Sing This is another song that was written by my producer. Again when I heard this song years ago I said I have got to record this thing one day!!!!! It lets me blow it out and say something that needs to be said. Thanks Tim!!!!!! So go ahead folks and SING!!!!!!!!
You Shot Me Okay remember when I talked about sticking my toe in the waters of dating after being widowed? Well I must say my first attempt was not so successful. I learned that you can’t trust everyone. But, lesson learned. I got to write a great song because of the deception. Watch who you share your story with not everyone will cherish and honor your openness. This was written with my buddies Kendal and Cracker.
Holding Back The Hero I had just read a great book by Scott Peck and met up with Kendal and Cracker on our usual bi-weekly writing session and couldn’t stop talking about it. In the book it talked about for whatever reason and at different levels we all hold back a greater part of ourselves. It talked about the hero that lives in all of us and voila! I think this song comes with a beautiful message. I hope it speaks to you at some level.
You Won’t Take Me Down I wrote this from life experience. I would not be honest if I said I had a charming childhood. It was riddled with violence, deceit, heartbreak, and disrespect for my feelings, spirit and body. Why one would do such to a child I will never understand. What I do understand is that you can prevail. It’s a journey that is not an easy one but well worth the effort. Sure I carry the emotional scars but sometimes think of them as trophies.

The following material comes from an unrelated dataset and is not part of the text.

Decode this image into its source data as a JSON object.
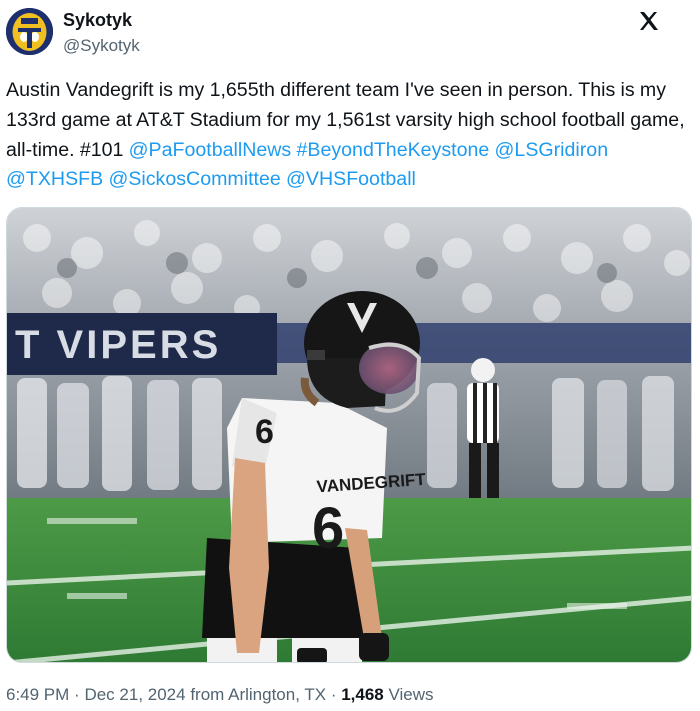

Proud Of You My Friend This song was written with my producer Tim and my friend Kendal. It was inspired by a woman that was in my therapy group. As I was listening to her talk I thought to myself “I’m so proud of you”. As the song was being written I found that it was leaning in the direction of being “my story”. I found that I was also “proud of me” of how far I had come in my life journey. It feels strange and a bit presumptuous of me to make such a claim, but none the less true. I say this with an open heart and no arrogance intended.